A friend (ok, my therapist) said to me, “Various people know fragments of you, but nobody knows and has all of you.” It is true. I put up walls. The Tool built up my ego but I never trusted him. The Man Whore satisfied my animalistic desires but the Married Guy suffices my humanistic need for connection. I choose guys I know could never have all of me... Does this keep me safe or in pain?
  
I am currently in the market for a new lover.

1 comment:

  1. It's pretty common to want to hide personal aspects away from certain people. Even innately. I think that at the end of the day we want to believe that we're smart enough, emotionally complex enough, good-looking enough, insightful enough, talented enough, and genuinely decent enough that if we truly cared enough no one would find us dismissible.

    And if they did it's nothing but total fail on their part.

    But what would we do if we laid everything on the table for someone and they weren't impressed? If every so-called category of our existence is just a lesser version of what they'd seen before? That the sum of our parts = 'meh'.
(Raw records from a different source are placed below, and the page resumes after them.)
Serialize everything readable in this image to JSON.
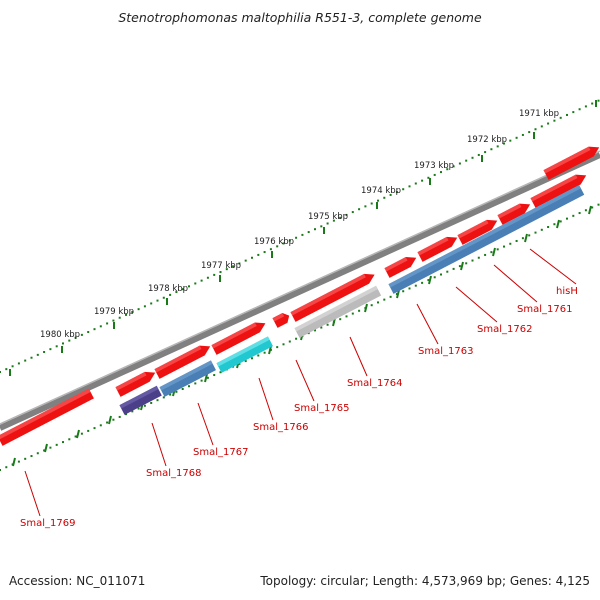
{
  "title": "Stenotrophomonas maltophilia R551-3, complete genome",
  "footer": {
    "accession": "Accession: NC_011071",
    "summary": "Topology: circular; Length: 4,573,969 bp; Genes: 4,125"
  },
  "colors": {
    "background": "#ffffff",
    "backbone": "#808080",
    "tick": "#1a7a1a",
    "cds": "#ee1111",
    "gene_label": "#cc0000",
    "steel_blue": "#4a7fb5",
    "dark_purple": "#4b3f8a",
    "cyan": "#22c8d0",
    "light_gray": "#bbbbbb"
  },
  "kbp_labels": [
    "1971 kbp",
    "1972 kbp",
    "1973 kbp",
    "1974 kbp",
    "1975 kbp",
    "1976 kbp",
    "1977 kbp",
    "1978 kbp",
    "1979 kbp",
    "1980 kbp"
  ],
  "genes": [
    {
      "name": "hisH",
      "color": "cds"
    },
    {
      "name": "Smal_1761",
      "color": "cds"
    },
    {
      "name": "Smal_1762",
      "color": "cds"
    },
    {
      "name": "Smal_1763",
      "color": "steel_blue"
    },
    {
      "name": "Smal_1764",
      "color": "light_gray"
    },
    {
      "name": "Smal_1765",
      "color": "cds"
    },
    {
      "name": "Smal_1766",
      "color": "cyan"
    },
    {
      "name": "Smal_1767",
      "color": "steel_blue"
    },
    {
      "name": "Smal_1768",
      "color": "dark_purple"
    },
    {
      "name": "Smal_1769",
      "color": "cds"
    }
  ]
}
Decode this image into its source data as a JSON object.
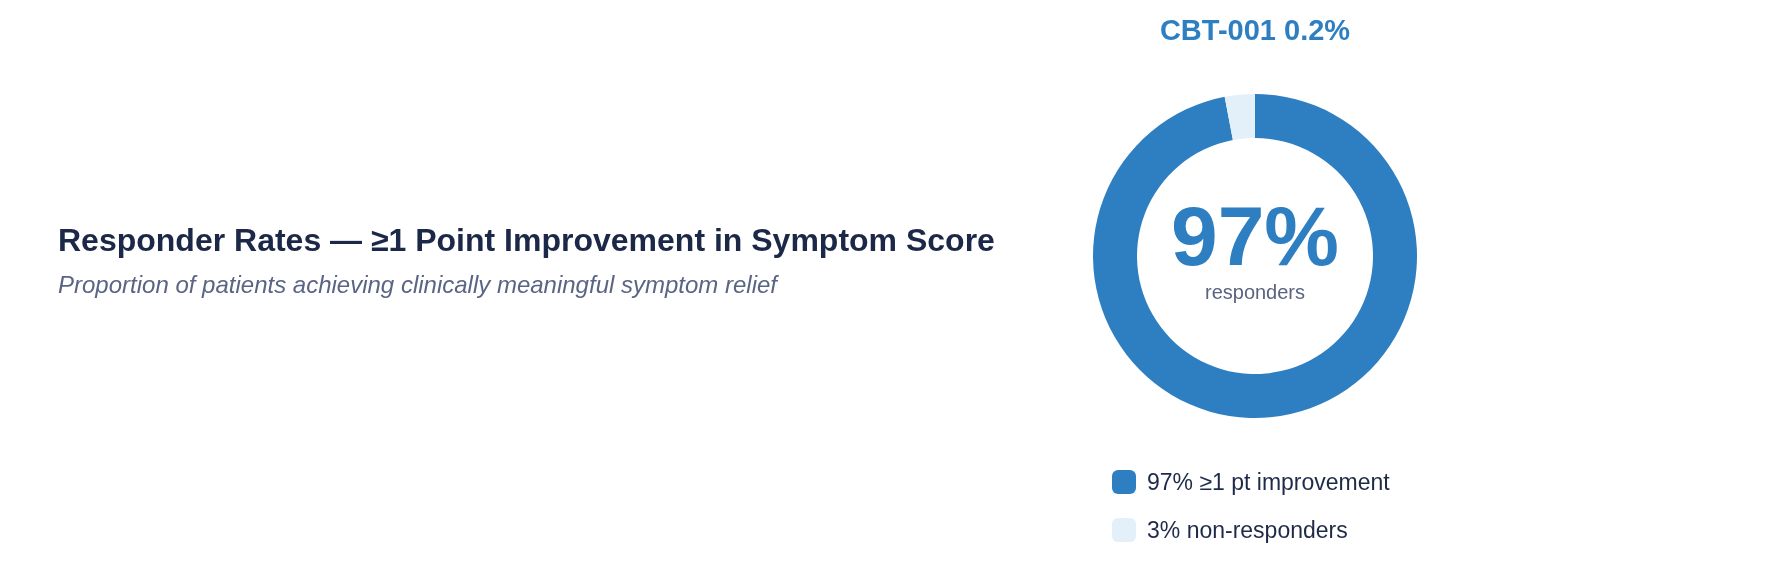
{
  "chart_data": {
    "type": "donut",
    "title": "Responder Rates — ≥1 Point Improvement in Symptom Score",
    "subtitle": "Proportion of patients achieving clinically meaningful symptom relief",
    "annotations": [
      "CBT-001 0.2%",
      "97%",
      "responders"
    ],
    "categories": [
      "97% ≥1 pt improvement",
      "3% non-responders"
    ],
    "values": [
      97,
      3
    ],
    "colors": [
      "#2e7fc1",
      "#e3eff9"
    ],
    "legend": "bottom"
  }
}
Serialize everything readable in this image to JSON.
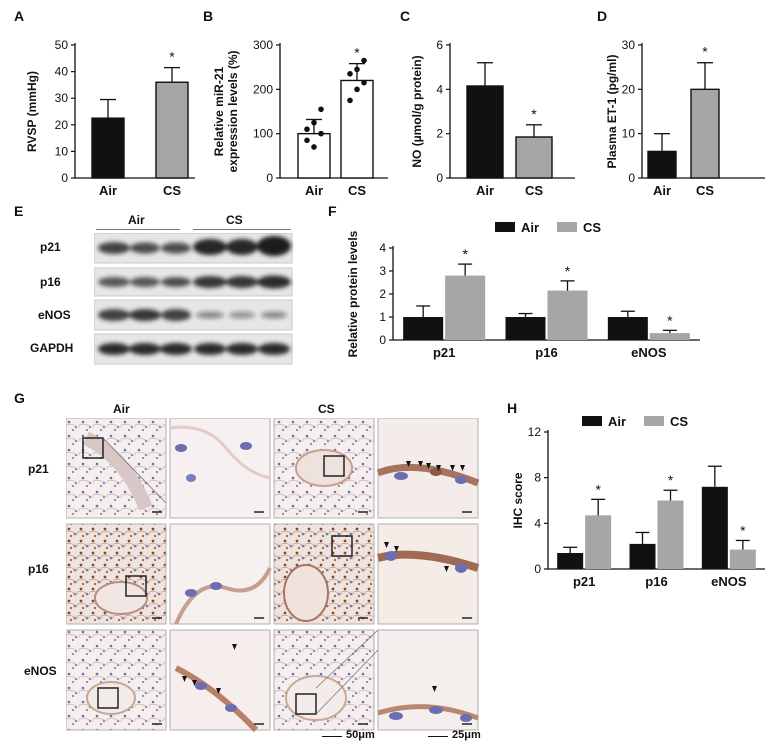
{
  "panels": {
    "A": "A",
    "B": "B",
    "C": "C",
    "D": "D",
    "E": "E",
    "F": "F",
    "G": "G",
    "H": "H"
  },
  "chart_data": [
    {
      "id": "A",
      "type": "bar",
      "categories": [
        "Air",
        "CS"
      ],
      "values": [
        22.5,
        36
      ],
      "errors": [
        7,
        5.5
      ],
      "ylabel": "RVSP (mmHg)",
      "ylim": [
        0,
        50
      ],
      "yticks": [
        0,
        10,
        20,
        30,
        40,
        50
      ],
      "significance": [
        "",
        "*"
      ],
      "colors": [
        "#111111",
        "#a6a6a6"
      ]
    },
    {
      "id": "B",
      "type": "bar",
      "categories": [
        "Air",
        "CS"
      ],
      "values": [
        100,
        220
      ],
      "errors": [
        32,
        38
      ],
      "ylabel": "Relative miR-21 expression levels (%)",
      "ylabel_lines": [
        "Relative miR-21",
        "expression levels (%)"
      ],
      "ylim": [
        0,
        300
      ],
      "yticks": [
        0,
        100,
        200,
        300
      ],
      "significance": [
        "",
        "*"
      ],
      "colors": [
        "#ffffff",
        "#ffffff"
      ],
      "points": [
        [
          85,
          70,
          100,
          110,
          125,
          155
        ],
        [
          175,
          200,
          215,
          235,
          245,
          265
        ]
      ]
    },
    {
      "id": "C",
      "type": "bar",
      "categories": [
        "Air",
        "CS"
      ],
      "values": [
        4.15,
        1.85
      ],
      "errors": [
        1.05,
        0.55
      ],
      "ylabel": "NO (µmol/g protein)",
      "ylim": [
        0,
        6
      ],
      "yticks": [
        0,
        2,
        4,
        6
      ],
      "significance": [
        "",
        "*"
      ],
      "colors": [
        "#111111",
        "#a6a6a6"
      ]
    },
    {
      "id": "D",
      "type": "bar",
      "categories": [
        "Air",
        "CS"
      ],
      "values": [
        6,
        20
      ],
      "errors": [
        4,
        6
      ],
      "ylabel": "Plasma ET-1 (pg/ml)",
      "ylim": [
        0,
        30
      ],
      "yticks": [
        0,
        10,
        20,
        30
      ],
      "significance": [
        "",
        "*"
      ],
      "colors": [
        "#111111",
        "#a6a6a6"
      ]
    },
    {
      "id": "F",
      "type": "bar",
      "categories": [
        "p21",
        "p16",
        "eNOS"
      ],
      "series": [
        {
          "name": "Air",
          "values": [
            1.0,
            1.0,
            1.0
          ],
          "errors": [
            0.48,
            0.15,
            0.25
          ]
        },
        {
          "name": "CS",
          "values": [
            2.8,
            2.15,
            0.3
          ],
          "errors": [
            0.5,
            0.42,
            0.12
          ]
        }
      ],
      "significance": [
        [
          "",
          "*"
        ],
        [
          "",
          "*"
        ],
        [
          "",
          "*"
        ]
      ],
      "ylabel": "Relative protein levels",
      "ylim": [
        0,
        4
      ],
      "yticks": [
        0,
        1,
        2,
        3,
        4
      ],
      "legend": "top",
      "colors": [
        "#111111",
        "#a6a6a6"
      ]
    },
    {
      "id": "H",
      "type": "bar",
      "categories": [
        "p21",
        "p16",
        "eNOS"
      ],
      "series": [
        {
          "name": "Air",
          "values": [
            1.4,
            2.2,
            7.2
          ],
          "errors": [
            0.5,
            1.0,
            1.8
          ]
        },
        {
          "name": "CS",
          "values": [
            4.7,
            6.0,
            1.7
          ],
          "errors": [
            1.4,
            0.9,
            0.8
          ]
        }
      ],
      "significance": [
        [
          "",
          "*"
        ],
        [
          "",
          "*"
        ],
        [
          "",
          "*"
        ]
      ],
      "ylabel": "IHC score",
      "ylim": [
        0,
        12
      ],
      "yticks": [
        0,
        4,
        8,
        12
      ],
      "legend": "top",
      "colors": [
        "#111111",
        "#a6a6a6"
      ]
    }
  ],
  "blot": {
    "groups": [
      "Air",
      "CS"
    ],
    "rows": [
      "p21",
      "p16",
      "eNOS",
      "GAPDH"
    ]
  },
  "histology": {
    "columns": [
      "Air",
      "CS"
    ],
    "rows": [
      "p21",
      "p16",
      "eNOS"
    ],
    "scale_left": "50μm",
    "scale_right": "25μm"
  }
}
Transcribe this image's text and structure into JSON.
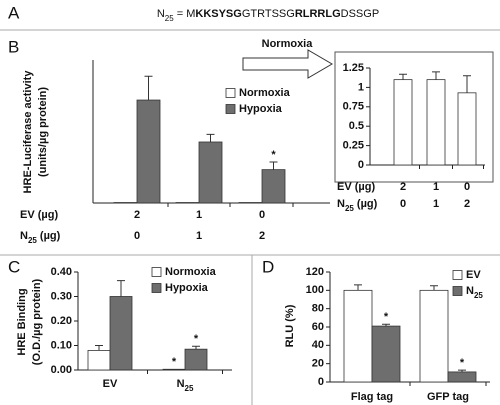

    So maybe the question becomes: do we only send out fragments so no one can truly be right about us? To see through the smoke and mirrors? Is it because we're still a work in progress and there's still clay to mold? Or is it because people just aren't worth the fucking time and we'd rather be getting shitfaced?

    I won't tell you what I really think cos this comment is long enough; plus it's much more fun to fill in the blanks ourselves. Now pass the fucking whiskey.